The reference was had from the General that very evening, though the old soldier could not help smiling to himself over it, and the first of the week found Andy and Jim trudging daily to and from the pasture.

It was not without something like a spirit of envy that Barney and Tommie saw Jim and Andy driving the cows.

"Mother, why can't we be goin', too?" teased Barney, while Tommie stood by with pouting lips.

"And what for would you be goin'?" asked the widow. "Most cows don't loike little b'ys. They knows, does the cows, that little b'ys is best off somewhere else than tryin' to drive them about sayin,' 'Hi! hi!' and showin' 'em a stick."

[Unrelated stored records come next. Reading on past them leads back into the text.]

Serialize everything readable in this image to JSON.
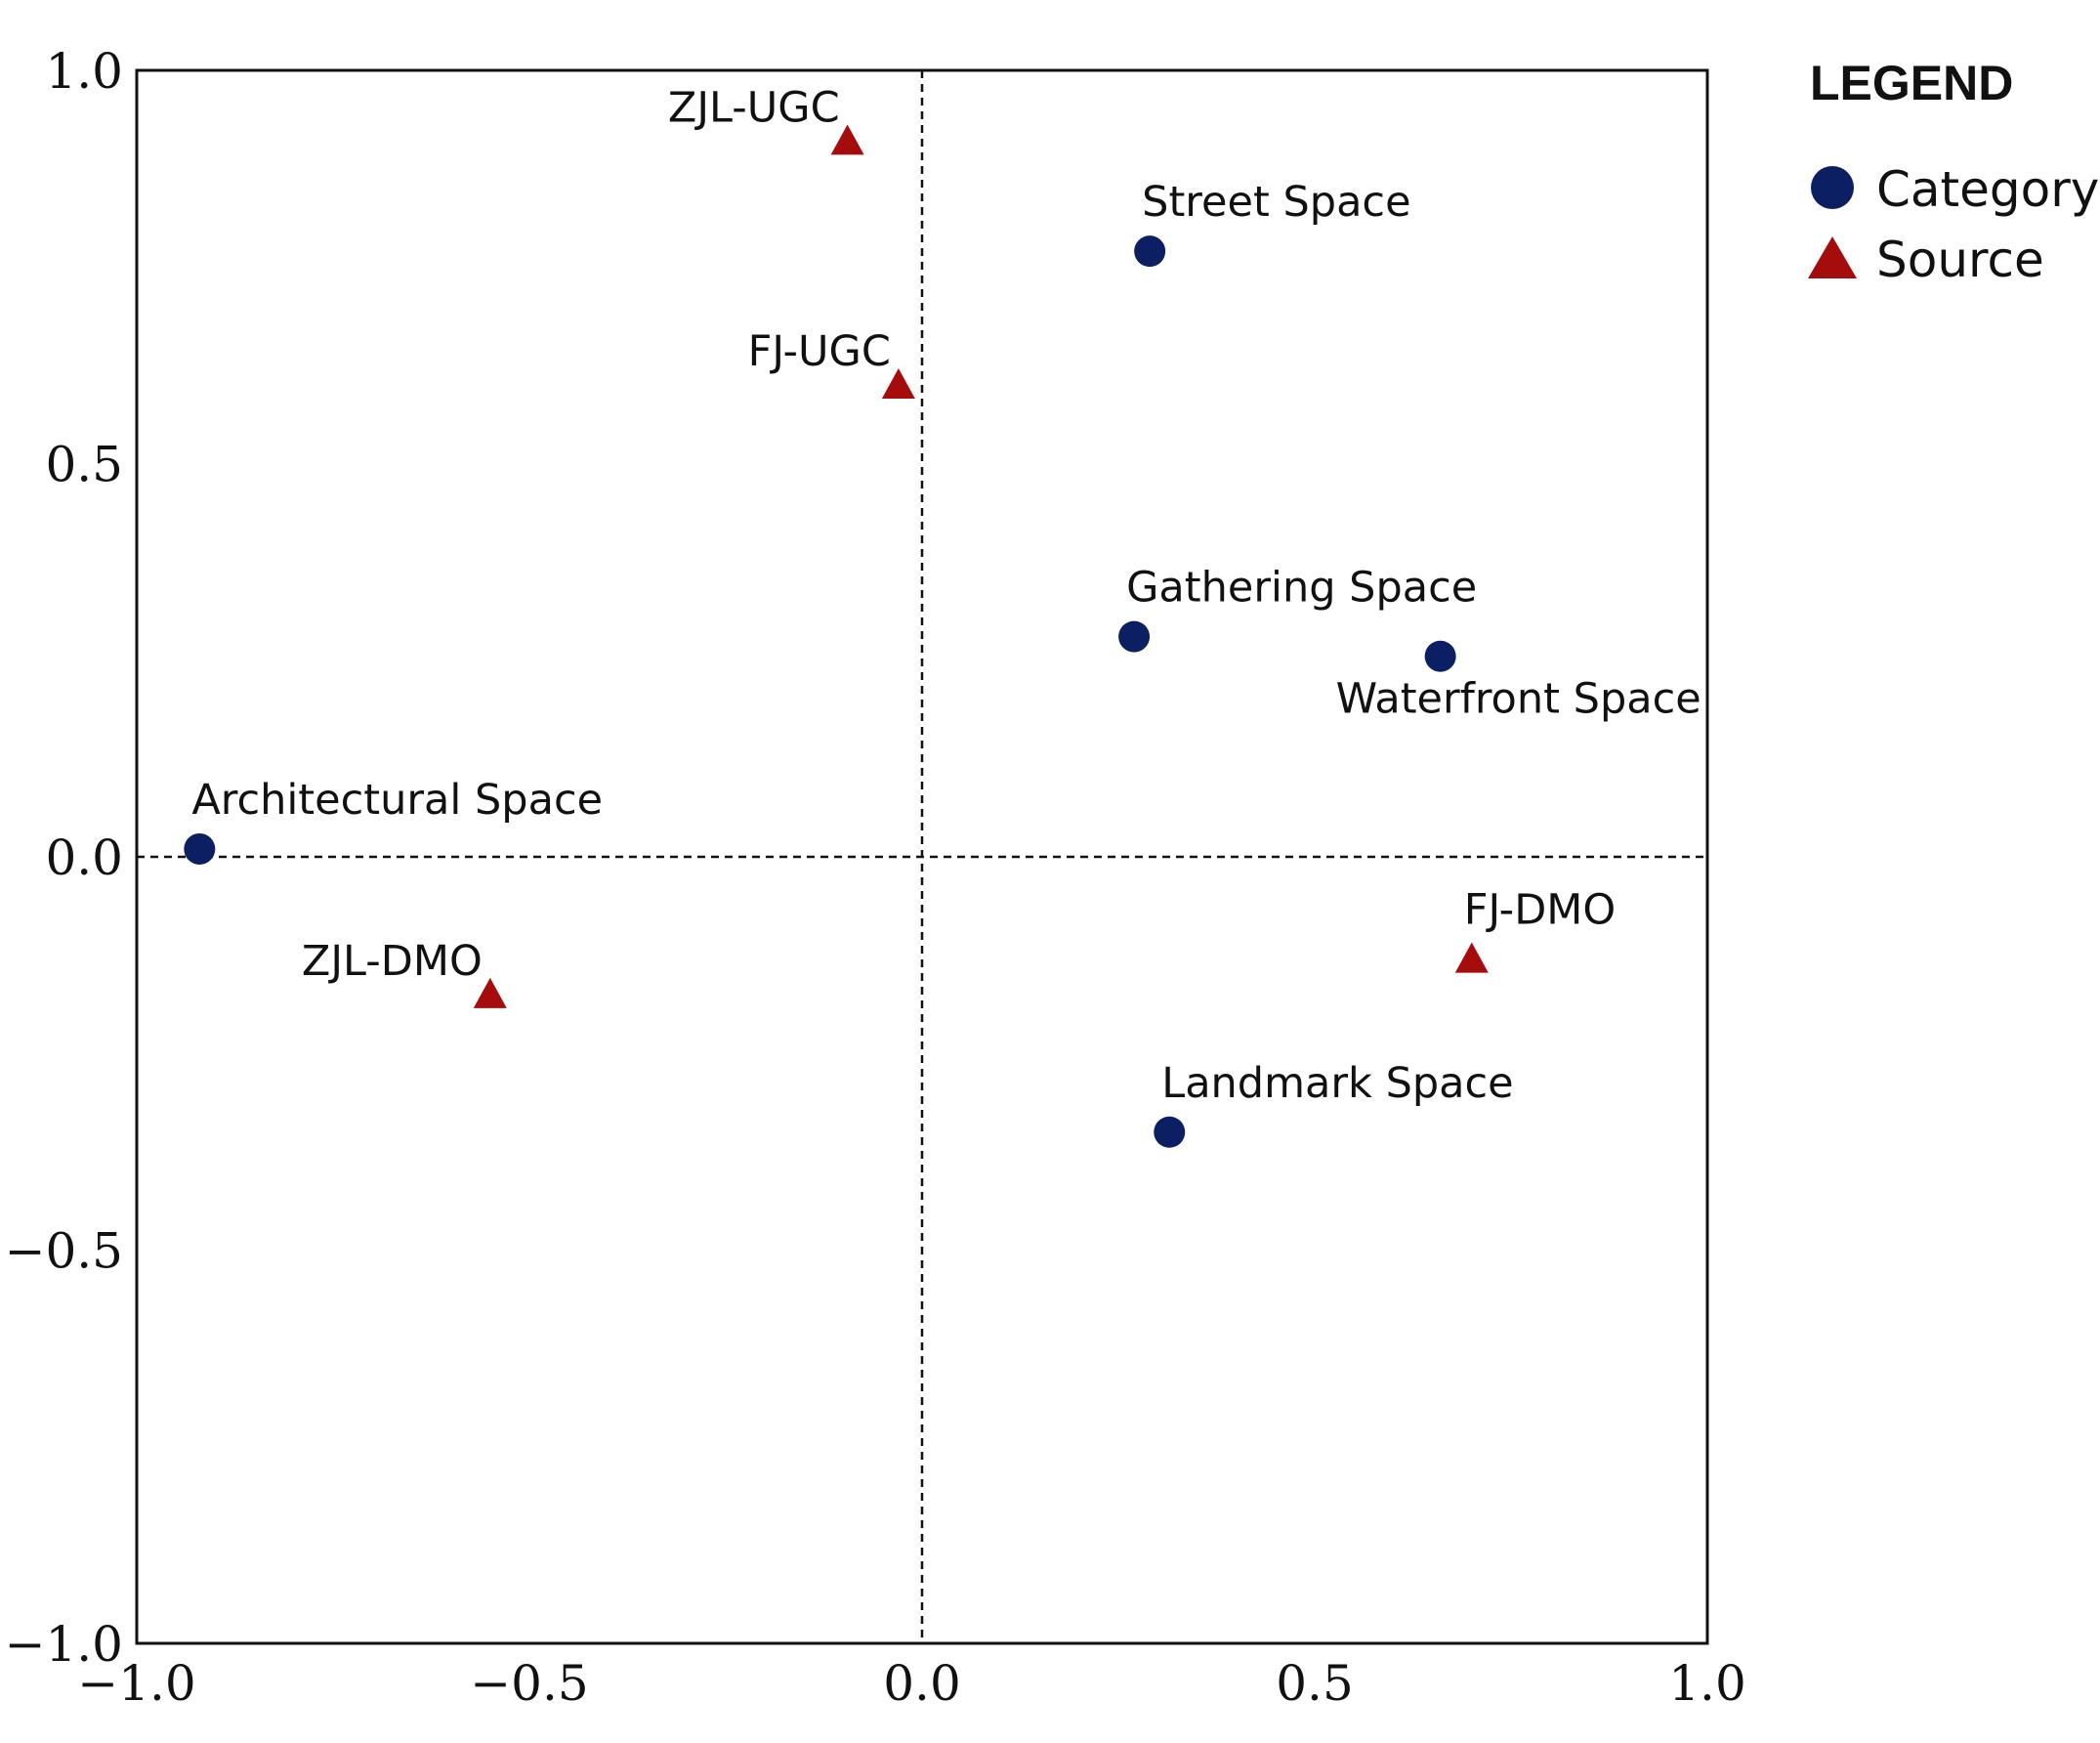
{
  "chart_data": {
    "type": "scatter",
    "title": "",
    "xlabel": "",
    "ylabel": "",
    "xlim": [
      -1.0,
      1.0
    ],
    "ylim": [
      -1.0,
      1.0
    ],
    "x_ticks": [
      -1.0,
      -0.5,
      0.0,
      0.5,
      1.0
    ],
    "y_ticks": [
      -1.0,
      -0.5,
      0.0,
      0.5,
      1.0
    ],
    "x_tick_labels": [
      "−1.0",
      "−0.5",
      "0.0",
      "0.5",
      "1.0"
    ],
    "y_tick_labels": [
      "−1.0",
      "−0.5",
      "0.0",
      "0.5",
      "1.0"
    ],
    "reference_lines": {
      "x": 0.0,
      "y": 0.0,
      "style": "dashed"
    },
    "grid": false,
    "legend": {
      "title": "LEGEND",
      "position": "top-right-outside",
      "entries": [
        {
          "label": "Category",
          "marker": "circle",
          "color": "#0d1f63"
        },
        {
          "label": "Source",
          "marker": "triangle",
          "color": "#a50d0d"
        }
      ]
    },
    "series": [
      {
        "name": "Category",
        "marker": "circle",
        "color": "#0d1f63",
        "points": [
          {
            "label": "Street Space",
            "x": 0.29,
            "y": 0.77,
            "label_position": "above"
          },
          {
            "label": "Gathering Space",
            "x": 0.27,
            "y": 0.28,
            "label_position": "above"
          },
          {
            "label": "Waterfront Space",
            "x": 0.66,
            "y": 0.255,
            "label_position": "below"
          },
          {
            "label": "Architectural Space",
            "x": -0.92,
            "y": 0.01,
            "label_position": "above"
          },
          {
            "label": "Landmark Space",
            "x": 0.315,
            "y": -0.35,
            "label_position": "above"
          }
        ]
      },
      {
        "name": "Source",
        "marker": "triangle",
        "color": "#a50d0d",
        "points": [
          {
            "label": "ZJL-UGC",
            "x": -0.095,
            "y": 0.91,
            "label_position": "above-left"
          },
          {
            "label": "FJ-UGC",
            "x": -0.03,
            "y": 0.6,
            "label_position": "above-left"
          },
          {
            "label": "ZJL-DMO",
            "x": -0.55,
            "y": -0.175,
            "label_position": "above-left"
          },
          {
            "label": "FJ-DMO",
            "x": 0.7,
            "y": -0.13,
            "label_position": "above"
          }
        ]
      }
    ]
  }
}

The two still showing discontent, she continued: "But geese, now, is different. And who's to be moindin' the geese, if you and Tommie was to go off after the cows? Sure geese is more your size than cows, I'm thinkin', and, by the same token, I hear 'em a-squawkin' now. What's the matter with 'em? Go see. Not that anybody iver knows what's the matter with a goose," she ended as the little boys chased out of the shanty. "It's for that they're called geese, I shouldn't wonder."

[!--Marker--]

CHAPTER IX

There is no whip to ambition like success. Every day the widow thought, and toiled, and kept her eyes open for chances for her boys. "For, after all," said she, "twenty-one dollars a month is all too small to kape six b'ys and mesilf when the winter's a-comin', and 'twon't be twenty-one then nayther, for cows ain't drove to pasture in winter."

It was the second son who was listening this time, and the two were alone in the shanty kitchen.

"The days is long, and I belave, Moike, you could do something else than our own housework, with Andy here to look after the little b'ys."